August 13, 2018  

He has just won the gruelling 75km Umngeni River Run – and that on his first attempt at this beautifully tough race set in the mountainous KwaZulu-Natal. Meet Eric Ngubane, probably one of the most versatile runners out there, as he seems to switch seamlessly between trail and road, while performing excellently on both.
Traversing the WESSA Umngeni Valley Nature Reserve and Hilton College, crossing the Umngeni River twice to combine two of KZNTR's most popular trails, the Umngeni River Run is a tough challenge to say the least. But Ngubane, who set his sights on this race after he pulled out of Comrades this year, was determined to win his maiden run. He described the run as tough and hard, and said he was happy he got the job done.

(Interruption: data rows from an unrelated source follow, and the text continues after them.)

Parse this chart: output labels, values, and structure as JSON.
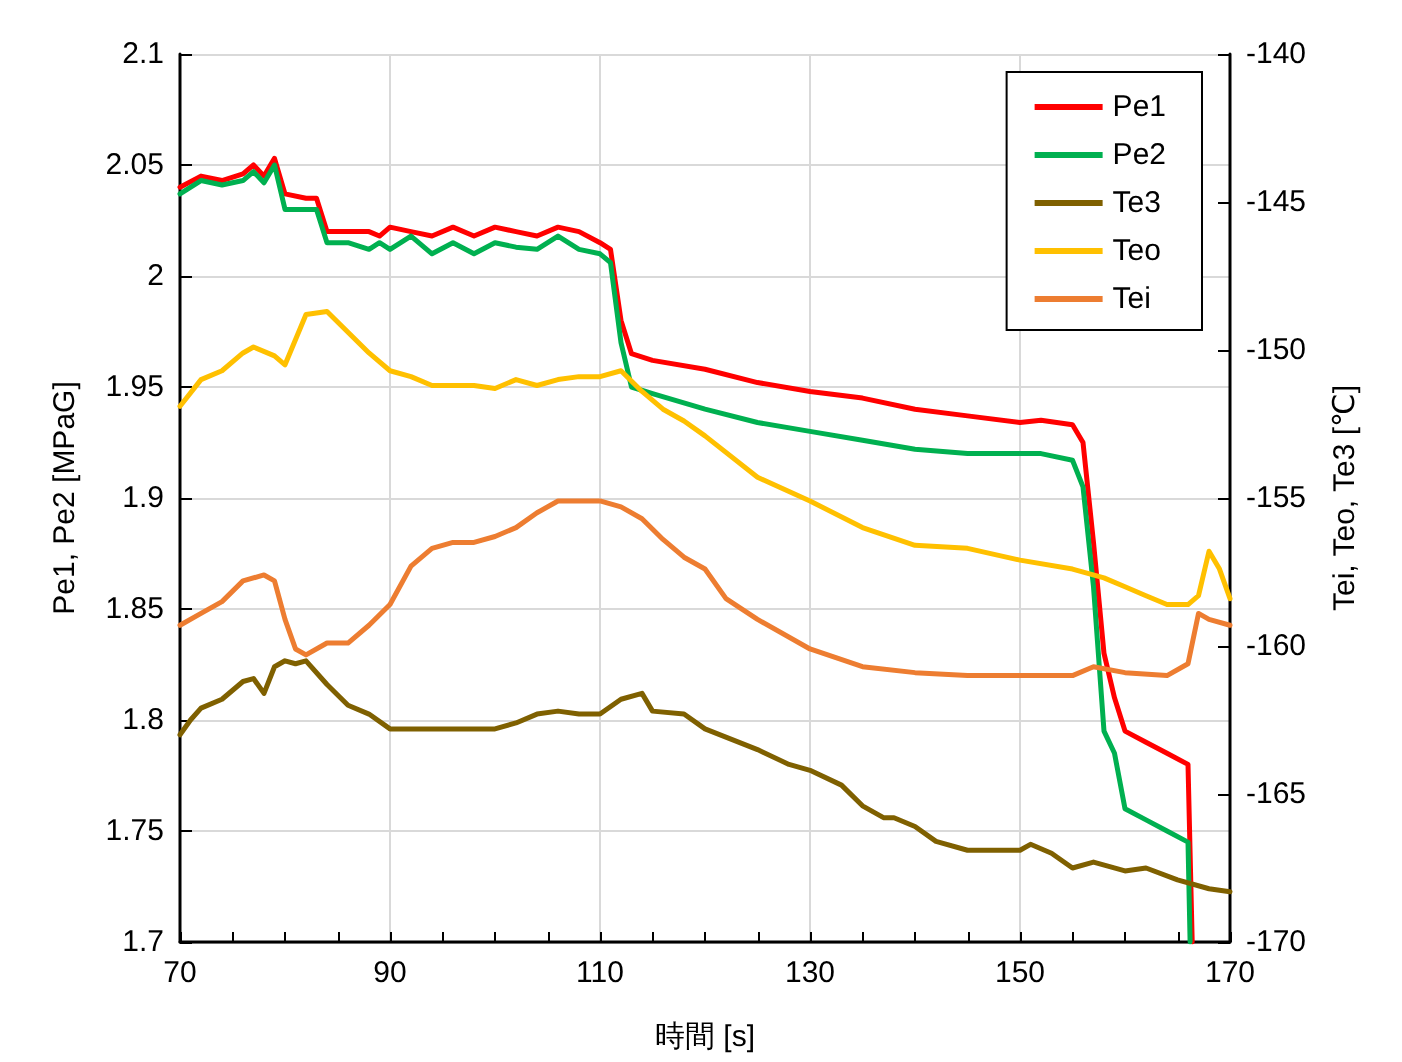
{
  "chart_data": {
    "type": "line",
    "xlabel": "時間 [s]",
    "ylabel": "Pe1, Pe2 [MPaG]",
    "y2label": "Tei, Teo, Te3 [℃]",
    "xlim": [
      70,
      170
    ],
    "xticks": [
      70,
      {
        "value": 75,
        "label": null
      },
      {
        "value": 80,
        "label": null
      },
      {
        "value": 85,
        "label": null
      },
      90,
      {
        "value": 95,
        "label": null
      },
      {
        "value": 100,
        "label": null
      },
      {
        "value": 105,
        "label": null
      },
      110,
      {
        "value": 115,
        "label": null
      },
      {
        "value": 120,
        "label": null
      },
      {
        "value": 125,
        "label": null
      },
      130,
      {
        "value": 135,
        "label": null
      },
      {
        "value": 140,
        "label": null
      },
      {
        "value": 145,
        "label": null
      },
      150,
      {
        "value": 155,
        "label": null
      },
      {
        "value": 160,
        "label": null
      },
      {
        "value": 165,
        "label": null
      },
      170
    ],
    "ylim": [
      1.7,
      2.1
    ],
    "yticks": [
      1.7,
      1.75,
      1.8,
      1.85,
      1.9,
      1.95,
      2,
      2.05,
      2.1
    ],
    "y2lim": [
      -170,
      -140
    ],
    "y2ticks": [
      -170,
      -165,
      -160,
      -155,
      -150,
      -145,
      -140
    ],
    "grid": true,
    "legend": "top right",
    "marker": "none",
    "line_style": "solid",
    "series": [
      {
        "name": "Pe1",
        "color": "#ff0000",
        "x": [
          70,
          72,
          74,
          76,
          77,
          78,
          79,
          80,
          82,
          83,
          84,
          86,
          88,
          89,
          90,
          92,
          94,
          96,
          98,
          100,
          102,
          104,
          106,
          108,
          110,
          111,
          112,
          113,
          115,
          120,
          125,
          130,
          135,
          140,
          145,
          150,
          152,
          155,
          156,
          157,
          158,
          159,
          160,
          162,
          164,
          166,
          166.4
        ],
        "values": [
          2.04,
          2.045,
          2.043,
          2.046,
          2.05,
          2.045,
          2.053,
          2.037,
          2.035,
          2.035,
          2.02,
          2.02,
          2.02,
          2.018,
          2.022,
          2.02,
          2.018,
          2.022,
          2.018,
          2.022,
          2.02,
          2.018,
          2.022,
          2.02,
          2.015,
          2.012,
          1.98,
          1.965,
          1.962,
          1.958,
          1.952,
          1.948,
          1.945,
          1.94,
          1.937,
          1.934,
          1.935,
          1.933,
          1.925,
          1.88,
          1.83,
          1.81,
          1.795,
          1.79,
          1.785,
          1.78,
          1.7
        ]
      },
      {
        "name": "Pe2",
        "color": "#00b050",
        "x": [
          70,
          72,
          74,
          76,
          77,
          78,
          79,
          80,
          82,
          83,
          84,
          86,
          88,
          89,
          90,
          92,
          94,
          96,
          98,
          100,
          102,
          104,
          106,
          108,
          110,
          111,
          112,
          113,
          115,
          120,
          125,
          130,
          135,
          140,
          145,
          150,
          152,
          155,
          156,
          157,
          158,
          159,
          160,
          162,
          164,
          166,
          166.2
        ],
        "values": [
          2.037,
          2.043,
          2.041,
          2.043,
          2.047,
          2.042,
          2.05,
          2.03,
          2.03,
          2.03,
          2.015,
          2.015,
          2.012,
          2.015,
          2.012,
          2.018,
          2.01,
          2.015,
          2.01,
          2.015,
          2.013,
          2.012,
          2.018,
          2.012,
          2.01,
          2.006,
          1.97,
          1.95,
          1.947,
          1.94,
          1.934,
          1.93,
          1.926,
          1.922,
          1.92,
          1.92,
          1.92,
          1.917,
          1.905,
          1.86,
          1.795,
          1.785,
          1.76,
          1.755,
          1.75,
          1.745,
          1.7
        ]
      },
      {
        "name": "Te3",
        "color": "#7f6000",
        "axis": "y2",
        "x": [
          70,
          71,
          72,
          74,
          76,
          77,
          78,
          79,
          80,
          81,
          82,
          84,
          86,
          88,
          90,
          92,
          95,
          100,
          102,
          104,
          106,
          108,
          110,
          112,
          114,
          115,
          118,
          120,
          125,
          128,
          130,
          133,
          135,
          137,
          138,
          140,
          142,
          145,
          148,
          150,
          151,
          153,
          155,
          157,
          160,
          162,
          165,
          168,
          170
        ],
        "values": [
          -163,
          -162.5,
          -162.1,
          -161.8,
          -161.2,
          -161.1,
          -161.6,
          -160.7,
          -160.5,
          -160.6,
          -160.5,
          -161.3,
          -162,
          -162.3,
          -162.8,
          -162.8,
          -162.8,
          -162.8,
          -162.6,
          -162.3,
          -162.2,
          -162.3,
          -162.3,
          -161.8,
          -161.6,
          -162.2,
          -162.3,
          -162.8,
          -163.5,
          -164,
          -164.2,
          -164.7,
          -165.4,
          -165.8,
          -165.8,
          -166.1,
          -166.6,
          -166.9,
          -166.9,
          -166.9,
          -166.7,
          -167,
          -167.5,
          -167.3,
          -167.6,
          -167.5,
          -167.9,
          -168.2,
          -168.3
        ]
      },
      {
        "name": "Teo",
        "color": "#ffc000",
        "axis": "y2",
        "x": [
          70,
          72,
          74,
          76,
          77,
          79,
          80,
          82,
          84,
          86,
          88,
          90,
          92,
          94,
          96,
          98,
          100,
          102,
          104,
          106,
          108,
          110,
          112,
          114,
          116,
          118,
          120,
          125,
          130,
          135,
          140,
          145,
          150,
          155,
          158,
          160,
          162,
          164,
          166,
          167,
          168,
          169,
          170
        ],
        "values": [
          -151.9,
          -151,
          -150.7,
          -150.1,
          -149.9,
          -150.2,
          -150.5,
          -148.8,
          -148.7,
          -149.4,
          -150.1,
          -150.7,
          -150.9,
          -151.2,
          -151.2,
          -151.2,
          -151.3,
          -151,
          -151.2,
          -151,
          -150.9,
          -150.9,
          -150.7,
          -151.4,
          -152,
          -152.4,
          -152.9,
          -154.3,
          -155.1,
          -156,
          -156.6,
          -156.7,
          -157.1,
          -157.4,
          -157.7,
          -158,
          -158.3,
          -158.6,
          -158.6,
          -158.3,
          -156.8,
          -157.4,
          -158.4
        ]
      },
      {
        "name": "Tei",
        "color": "#ed7d31",
        "axis": "y2",
        "x": [
          70,
          72,
          74,
          76,
          78,
          79,
          80,
          81,
          82,
          84,
          86,
          88,
          90,
          92,
          94,
          96,
          98,
          100,
          102,
          104,
          106,
          108,
          110,
          112,
          114,
          116,
          118,
          120,
          122,
          125,
          130,
          135,
          140,
          145,
          150,
          155,
          157,
          160,
          164,
          166,
          167,
          168,
          170
        ],
        "values": [
          -159.3,
          -158.9,
          -158.5,
          -157.8,
          -157.6,
          -157.8,
          -159.1,
          -160.1,
          -160.3,
          -159.9,
          -159.9,
          -159.3,
          -158.6,
          -157.3,
          -156.7,
          -156.5,
          -156.5,
          -156.3,
          -156,
          -155.5,
          -155.1,
          -155.1,
          -155.1,
          -155.3,
          -155.7,
          -156.4,
          -157,
          -157.4,
          -158.4,
          -159.1,
          -160.1,
          -160.7,
          -160.9,
          -161,
          -161,
          -161,
          -160.7,
          -160.9,
          -161,
          -160.6,
          -158.9,
          -159.1,
          -159.3
        ]
      }
    ]
  }
}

When you ask Ngubane where his heart lies - trail or road - it is clear he is a torn man. As much as he loves competing in the Comrades Marathon each year (and he does a pretty fine job at it) he has a huge passion for the wild outdoors and the endless trails of especially his hometown of KwaZulu-Natal.
Road vs. Trail
Ngubane, an elite runner for the Nedbank Running Club (NRC), pulled out of the Comrades Marathon this year as his body was just not responding well on the day. “I wasn’t injured, my body was just sore and I suspect I might have trained too much. I was hanging on all the time and I realized there was no way I was going to finish it,” said Ngubane, who has a marathon best of 2:26. He has completed Comrades 14 times and holds a Comrades best time of 05:50:29. He is still hoping for a win in this prestigious race. “I still have hopes that I can win the Comrades Marathon,” says Ngubane.
Eric’s trail running resume is impressive. He is a former winner of the Hout Bay Trail Challenge, one of the toughest trail runs in South Africa. On top of that he has won the 100km Ultra Trail Run in Cape Town in 2014 and has won the Three Cranes 100km Stage Race three times. Add victories in the Mount Moodie 80km Ultra Trail and the Old Mutual Two Oceans 22km Trail Run, as well as his wins at Mont-Aux-Sources, and one can understand why the name Eric Ngubane is synonymous with trail running.
Ngubane, who is self coached, is not scared of training hard and consistently. He has a full time job at the Sport Zone Running Company store in Durban North in order to provide for himself and his family. This means balancing work and running, which is a tough ask when you train and race at the elite level Ngubane does.
His off-road training is done on dirt roads and amongst the sugar cane fields near his home in Verulam. “When in peak training I will run around 130-150km a week. I train twice a day while focusing on a time trial once a week as well as a hill session. Most of the time I train on my own, but on weekends I meet the guys. When it comes to trail running I must admit I prefer to train on my own. That is how you develop a strong mind which is needed on trails as you run mostly alone,” says Ngubane.
Family Man
Ngubane, father to two children aged 11 and 6, says his family mean everything to him. “I can’t live without them. They are the ones pushing me. Some days I am exhausted but they motivate me. I make as much time as I can to spend with them,” says Ngubane.
Future goals
He has numerous goals lined up. He would love to race in the World Champs in Spain next year while locally defending his titles at Golden Gate, where he has been breaking record after record each year. “In the build up I would also like to run smaller trail races to guide myself where am I fitness wise.”
Running is in his blood, it always has been and always will, says Ngubane. “I grew up with running. When you are in a big family everyone does their own thing. Mine was running. Through running I found a running family and met people I never thought I would. They keep on motivating me. I would like to inspire people to follow in my footsteps and I would like to bring more people to the sport of running.”